Harari is being disingenuous. Faulty implementation of a principle isn't faulty principle. Flawed execution of a concept isn't flawed concept. Our execution is, usually, imperfect. And human. Our experience is the sum of our learning (or the lack of it), our growth (or the lack of it). Falling short isn't failure; a refusal to keep trying, is.
Harari's conclusion, from lingering or growing inequality and cruelty is that Thomas Jefferson's precepts are as pathetic as Hammurabi's, only, the former is better dressed.
Disappointingly and perversely, Harari uses every opportunity to belittle man, to build a fiction of a peace-loving, prosperous animal-plant world that, had it not been for us wretched humans, would have enjoyed nothing short of paradise on earth.

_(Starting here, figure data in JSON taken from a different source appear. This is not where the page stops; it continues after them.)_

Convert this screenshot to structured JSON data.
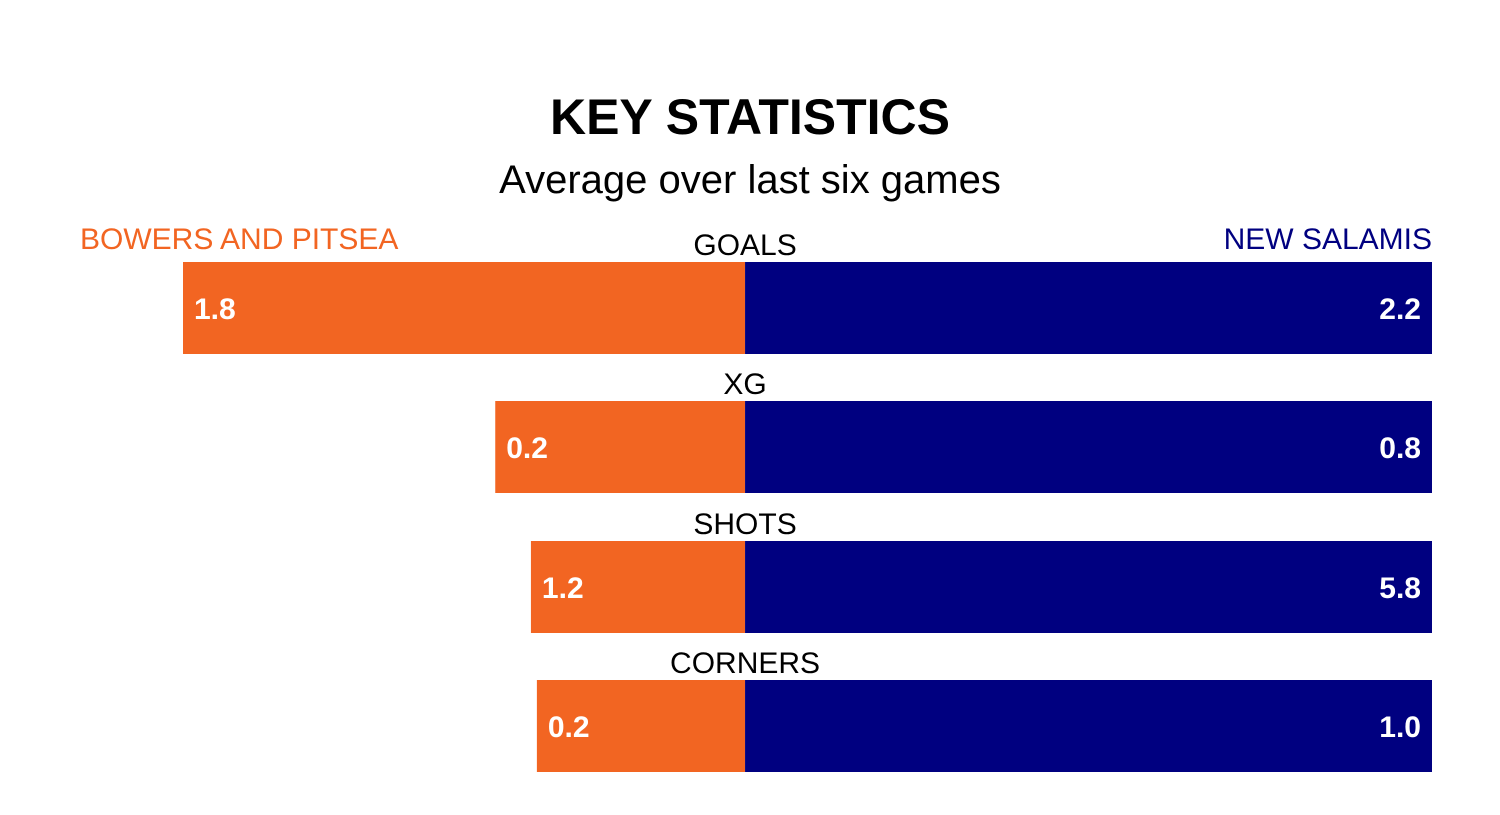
{
  "chart_data": {
    "type": "bar",
    "title": "KEY STATISTICS",
    "subtitle": "Average over last six games",
    "categories": [
      "GOALS",
      "XG",
      "SHOTS",
      "CORNERS"
    ],
    "series": [
      {
        "name": "BOWERS AND PITSEA",
        "color": "#f26522",
        "values": [
          1.8,
          0.2,
          1.2,
          0.2
        ]
      },
      {
        "name": "NEW SALAMIS",
        "color": "#000080",
        "values": [
          2.2,
          0.8,
          5.8,
          1.0
        ]
      }
    ],
    "value_labels": [
      [
        "1.8",
        "2.2"
      ],
      [
        "0.2",
        "0.8"
      ],
      [
        "1.2",
        "5.8"
      ],
      [
        "0.2",
        "1.0"
      ]
    ],
    "grid": false
  }
}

Harari's at his best when, on rare occasions, he doesn't deviate from proven history, anthropology. He summarizes better than most. If only he wasn't as whimsical with everything else. It is his frequently cavalier inferences from our still-hazy past, that make his insights about our chaotic-complex present, and his predictions about our still hazier future, doubly suspect. As Harari warns “fiction can be dangerously misleading or distracting”. In his non-fiction so far, Harari's fiction is, alarmingly, the former.
Rudolph Lambert Fernandez is an independent writer writing on culture and society.